(Adds source on Italian motorway operators, petrol stations)
By Francesca Landini and Stephen Jewkes
MILAN, March 26 (Reuters) - Italian travel caterer Autogrill is in talks with airports, motorway operators and other landlords around the world to cut fixed rents, a source close to the company said, as the group faces falling sales due to the coronavirus outbreak.
The Milan-based group - which operates restaurants at airports, motorways, rail stations and shopping centres - said on March 12 that the coronavirus outbreak had reduced its revenue by 25 million-30 million euros ($27.5-33 million) from the beginning of the year to the end of the first week of March.
The group, which is controlled by the Benetton family, said it would not pay its dividend on 2019 results because of the high uncertainty created by the infectious disease.
“There are ongoing negotiations with all channels and markets where the group works, with the aim of either cutting the fixed part of rents or making it variable and linked to sales,” the source said.
According to Autogrill’s latest balance sheet, the group paid 983 million euros last year for leases, rentals, concessions and royalties. Fixed costs for rents are an undisclosed item.
Italy, Autogrill’s home country, has suffered the most deaths from the coronavirus, with more than 8,000 fatalities as of Thursday. Its total number of cases, which rose to 80,539, is now close to the more than 81,000 infections recorded in China, where the pandemic began.

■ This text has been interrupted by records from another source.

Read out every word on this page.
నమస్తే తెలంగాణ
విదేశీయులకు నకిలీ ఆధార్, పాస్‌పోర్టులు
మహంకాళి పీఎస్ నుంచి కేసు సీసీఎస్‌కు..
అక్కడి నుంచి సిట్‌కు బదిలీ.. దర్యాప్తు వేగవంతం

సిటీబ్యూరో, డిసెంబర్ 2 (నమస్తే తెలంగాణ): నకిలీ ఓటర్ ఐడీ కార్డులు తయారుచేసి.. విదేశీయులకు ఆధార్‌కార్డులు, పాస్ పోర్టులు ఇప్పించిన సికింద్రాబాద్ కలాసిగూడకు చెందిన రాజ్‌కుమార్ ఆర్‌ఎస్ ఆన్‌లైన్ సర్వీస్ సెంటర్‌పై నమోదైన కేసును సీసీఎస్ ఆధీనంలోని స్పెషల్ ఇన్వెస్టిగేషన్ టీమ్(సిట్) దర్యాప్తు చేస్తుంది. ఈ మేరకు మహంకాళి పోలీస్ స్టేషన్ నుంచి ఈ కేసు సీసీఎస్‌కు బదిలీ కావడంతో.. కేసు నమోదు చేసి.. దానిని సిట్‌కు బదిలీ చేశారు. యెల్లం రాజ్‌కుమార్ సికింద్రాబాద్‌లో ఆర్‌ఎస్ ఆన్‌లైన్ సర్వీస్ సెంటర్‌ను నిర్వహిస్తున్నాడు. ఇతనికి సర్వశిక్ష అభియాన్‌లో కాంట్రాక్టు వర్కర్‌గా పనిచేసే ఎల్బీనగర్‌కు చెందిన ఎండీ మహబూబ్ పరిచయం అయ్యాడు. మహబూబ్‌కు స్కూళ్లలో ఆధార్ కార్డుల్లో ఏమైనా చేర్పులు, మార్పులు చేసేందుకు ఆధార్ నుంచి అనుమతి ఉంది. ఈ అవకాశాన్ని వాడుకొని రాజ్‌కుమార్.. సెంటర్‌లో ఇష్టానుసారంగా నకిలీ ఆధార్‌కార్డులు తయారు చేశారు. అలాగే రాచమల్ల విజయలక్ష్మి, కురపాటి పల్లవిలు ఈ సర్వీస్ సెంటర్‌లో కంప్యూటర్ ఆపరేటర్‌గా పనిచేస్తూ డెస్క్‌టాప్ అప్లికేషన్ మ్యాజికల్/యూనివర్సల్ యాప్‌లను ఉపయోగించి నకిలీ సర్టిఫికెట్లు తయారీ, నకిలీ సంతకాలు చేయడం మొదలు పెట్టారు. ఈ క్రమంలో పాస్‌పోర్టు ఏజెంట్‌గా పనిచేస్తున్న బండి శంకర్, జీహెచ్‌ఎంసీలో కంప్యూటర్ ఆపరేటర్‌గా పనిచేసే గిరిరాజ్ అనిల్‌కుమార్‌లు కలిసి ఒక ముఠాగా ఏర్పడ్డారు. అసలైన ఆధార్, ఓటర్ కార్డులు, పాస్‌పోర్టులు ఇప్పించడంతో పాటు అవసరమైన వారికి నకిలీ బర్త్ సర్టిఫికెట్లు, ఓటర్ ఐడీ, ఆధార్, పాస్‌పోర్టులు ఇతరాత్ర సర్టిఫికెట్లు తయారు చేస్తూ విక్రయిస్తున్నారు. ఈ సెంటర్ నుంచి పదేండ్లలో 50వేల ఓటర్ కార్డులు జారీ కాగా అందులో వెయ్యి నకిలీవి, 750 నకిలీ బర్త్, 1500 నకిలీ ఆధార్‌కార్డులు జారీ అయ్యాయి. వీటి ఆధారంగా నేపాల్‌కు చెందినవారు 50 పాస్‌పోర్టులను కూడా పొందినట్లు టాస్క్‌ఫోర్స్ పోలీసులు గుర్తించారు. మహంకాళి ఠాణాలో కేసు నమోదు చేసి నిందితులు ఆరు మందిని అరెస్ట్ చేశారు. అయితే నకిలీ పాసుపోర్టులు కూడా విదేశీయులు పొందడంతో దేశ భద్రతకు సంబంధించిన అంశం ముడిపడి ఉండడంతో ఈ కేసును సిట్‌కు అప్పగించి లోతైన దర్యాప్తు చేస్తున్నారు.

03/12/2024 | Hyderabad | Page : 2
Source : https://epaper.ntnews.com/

To reduce the contagion, the government has introduced strict curbs to people’s movements.
On Sunday, the government ordered non-essential businesses to close until at least April 3, but said others in strategic sectors should keep working.
The containment measures have cut Italian motorway traffic to a trickle, denting sales for Autogrill, rival travel food providers and petrol station operators. Earlier this week, petrol station operators threatened to close down pumps on the country’s motorway network due to the coronavirus epidemic.
In a statement on Tuesday, the government said the ministers were looking to broker a deal between motorway operators and the service station networks to avoid pumps being switched off.
One source close to the matter told Reuters on Thursday that Italy’s biggest motorway operator, Autostrade per l’Italia, part of infrastructure group Atlantia, was open to discuss with both petrol station operators and food providers about fixed costs they pay to run their outlets on motorways.
It would be up to the government to broker a final deal that would guarantee the free movement of freight and transport, which are seen as being of essential public interest.